We are using the siddur Kol HaNeshama , which is the approved siddur of the Reconstructionist movement (our congregational name was selected independently). We would like you to know about the features of this volume so that you can enjoy using it in synagogue and for home rituals.
The text follows the traditional "matbeah shel tefilah" (order of prayer).
All major prayers are transliterated to allow non-Hebrew readers to follow and participate. Sometimes the transliteration is opposite, sometimes it follows the Hebrew, sometimes it’s on the next page. Just look for it.
The translation is in contemporary English usage and gender neutral.
There are alternative versions of many prayers reflecting divergent interpretations. They allow each worshipper to choose a personally meaningful approach.
There is commentary explaining the historical and textual context of many prayers, allowing the congregation to continually expand its knowledge of the development and structure of the liturgy.
The Hebrew text and the accompanying translations offer variations of the traditional formulaic expressions that refer to God in the masculine and royal form, allowing each individual to choose the formula which best expresses his or her beliefs about God. (See page 247.)

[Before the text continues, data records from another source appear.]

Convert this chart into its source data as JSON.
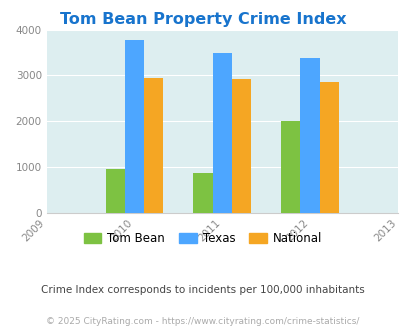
{
  "title": "Tom Bean Property Crime Index",
  "years": [
    2009,
    2010,
    2011,
    2012,
    2013
  ],
  "bar_years": [
    2010,
    2011,
    2012
  ],
  "tom_bean": [
    950,
    870,
    2000
  ],
  "texas": [
    3780,
    3490,
    3380
  ],
  "national": [
    2950,
    2930,
    2860
  ],
  "bar_width": 0.22,
  "colors": {
    "tom_bean": "#7dc242",
    "texas": "#4da6ff",
    "national": "#f5a623"
  },
  "ylim": [
    0,
    4000
  ],
  "yticks": [
    0,
    1000,
    2000,
    3000,
    4000
  ],
  "background_color": "#ddeef0",
  "title_color": "#1874cd",
  "subtitle": "Crime Index corresponds to incidents per 100,000 inhabitants",
  "footer": "© 2025 CityRating.com - https://www.cityrating.com/crime-statistics/",
  "subtitle_color": "#444444",
  "footer_color": "#aaaaaa",
  "grid_color": "#c8dde0"
}
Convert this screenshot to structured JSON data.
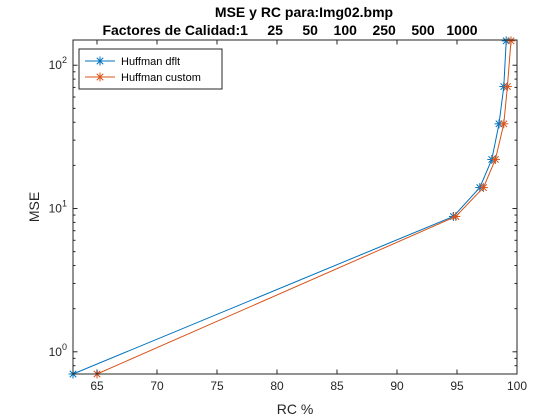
{
  "chart_data": {
    "type": "line",
    "title": "MSE y RC para:Img02.bmp",
    "subtitle": "Factores de Calidad:1     25     50    100    250    500   1000",
    "xlabel": "RC %",
    "ylabel": "MSE",
    "xlim": [
      63,
      100
    ],
    "ylim": [
      0.7,
      150
    ],
    "yscale": "log",
    "xticks": [
      65,
      70,
      75,
      80,
      85,
      90,
      95,
      100
    ],
    "yticks": [
      {
        "value": 1,
        "base": "10",
        "exp": "0"
      },
      {
        "value": 10,
        "base": "10",
        "exp": "1"
      },
      {
        "value": 100,
        "base": "10",
        "exp": "2"
      }
    ],
    "legend_position": "top-left",
    "grid": false,
    "series": [
      {
        "name": "Huffman dflt",
        "color": "#0072BD",
        "marker": "asterisk",
        "x": [
          63.0,
          94.7,
          96.9,
          97.9,
          98.5,
          98.9,
          99.1
        ],
        "y": [
          0.7,
          8.8,
          14.0,
          22.0,
          39.0,
          71.0,
          148.0
        ]
      },
      {
        "name": "Huffman custom",
        "color": "#D95319",
        "marker": "asterisk",
        "x": [
          65.0,
          94.9,
          97.2,
          98.2,
          98.9,
          99.2,
          99.5
        ],
        "y": [
          0.7,
          8.8,
          14.0,
          22.0,
          39.0,
          71.0,
          148.0
        ]
      }
    ]
  }
}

There are "Kavanot” (deeper meanings) following many prayers that give spiritual insights.
There are songs, poems and readings interspersed with and following the traditional text, in English, Hebrew and transliteration, appropriate for specific occasions, general inspiration and individual meditation.
A complete table of contents can direct the user to any specific section of the service, song or reading.
For the first time in Jewish history, the committee overseeing the development of this siddur consisted of roughly equal numbers of rabbis and laypeople and men and women. Contributions of many well known rabbis, writers and poets from many streams and movements in Judaism are included. Modern Israeli, Yiddish and English sources are represented.